The topic did not change. The approach did.

Communication with young people must be clear—but young people also need to learn to be clear. Communication is a two-way street, not a one-way lecture. If you use five sentences where two would do, you lose them. The same goes the other way around: when a teenager speaks in half-sentences and expects you to understand everything “from context,” problems arise.

A simple rule saves family lunches, school projects, presentations, and relationships alike: say what you want, why it matters, and what you propose.


The Nonverbal Radar

Teenagers have an exceptionally sharp nonverbal radar. If you stand in front of them looking like you want to escape your own body—they notice. If you are open, calm, and honest—they notice that too. In their world, body language is Google Translate for emotions.
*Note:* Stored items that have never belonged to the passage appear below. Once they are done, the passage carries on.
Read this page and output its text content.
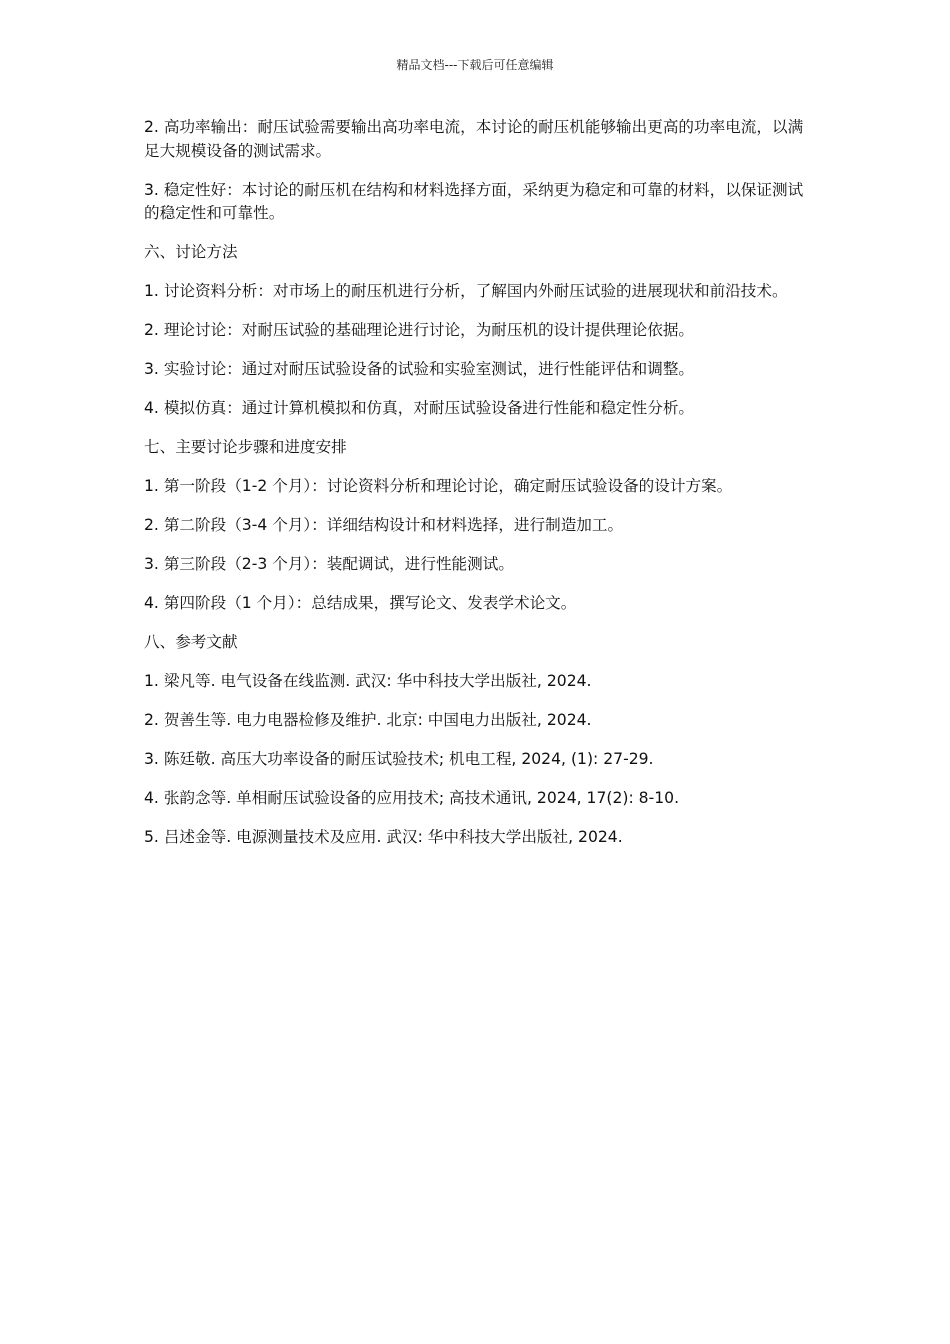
精品文档---下载后可任意编辑

2. 高功率输出：耐压试验需要输出高功率电流，本讨论的耐压机能够输出更高的功率电流，以满足大规模设备的测试需求。

3. 稳定性好：本讨论的耐压机在结构和材料选择方面，采纳更为稳定和可靠的材料，以保证测试的稳定性和可靠性。

六、讨论方法

1. 讨论资料分析：对市场上的耐压机进行分析，了解国内外耐压试验的进展现状和前沿技术。

2. 理论讨论：对耐压试验的基础理论进行讨论，为耐压机的设计提供理论依据。

3. 实验讨论：通过对耐压试验设备的试验和实验室测试，进行性能评估和调整。

4. 模拟仿真：通过计算机模拟和仿真，对耐压试验设备进行性能和稳定性分析。

七、主要讨论步骤和进度安排

1. 第一阶段（1-2 个月）：讨论资料分析和理论讨论，确定耐压试验设备的设计方案。

2. 第二阶段（3-4 个月）：详细结构设计和材料选择，进行制造加工。

3. 第三阶段（2-3 个月）：装配调试，进行性能测试。

4. 第四阶段（1 个月）：总结成果，撰写论文、发表学术论文。

八、参考文献

1. 梁凡等. 电气设备在线监测. 武汉: 华中科技大学出版社, 2024.

2. 贺善生等. 电力电器检修及维护. 北京: 中国电力出版社, 2024.

3. 陈廷敬. 高压大功率设备的耐压试验技术; 机电工程, 2024, (1): 27-29.

4. 张韵念等. 单相耐压试验设备的应用技术; 高技术通讯, 2024, 17(2): 8-10.

5. 吕述金等. 电源测量技术及应用. 武汉: 华中科技大学出版社, 2024.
At one workshop, I watched a boy present his work. Hands in pockets, shoulders down, eyes on the floor. No one listened. Not because the work was bad, but because his nonverbal message said: “I don’t believe in myself.”

We repeated the presentation with minimal changes—open posture, eye contact, hands out of pockets—and everything changed. Same person. Same work. Different energy.

Tone of voice matters just as much. Teenagers hate mumbling. But they also hate adults who speak monotonously, without rhythm or emotion. People, regardless of age, listen when they feel that the speaker genuinely cares.


Listen. Really Listen.

Listening is perhaps the most underrated part of communication with young people. Everyone asks, “Why don’t they listen?” Rarely do we ask, “Why don’t we listen to them?”

In workshops, I have seen how much it means when someone reflects their thought instead of skipping over it. When a teenager says, “I feel like no one takes me seriously,” and you respond with, “So you feel like people don’t listen to you the way you would like them to”—trust is built.

When it comes to presentations, remember this: young people do not like encyclopedias. They like stories. Once they understand that every presentation has a character, a problem, and a solution, they flourish.

One student started her presentation on screen addiction with: “Last night I scrolled until 2:47 in the morning. I don’t even know how. Sounds familiar? ”The class was hers.

Stage fright is normal. I see it in teenagers and in adults. The difference is that young people do not hide it. And that is their strength. Fear means you care.


Don’t Be Perfect—Be Real

What those young artists taught me last week is simple and powerful: they are not trying to be perfect. They are trying to be real. And that lesson applies to all of us.

Communication is not theory—it is relationship.Not a monologue, but an exchange.Not perfection, but courage.

The best communication happens when both sides stop performing and start listening.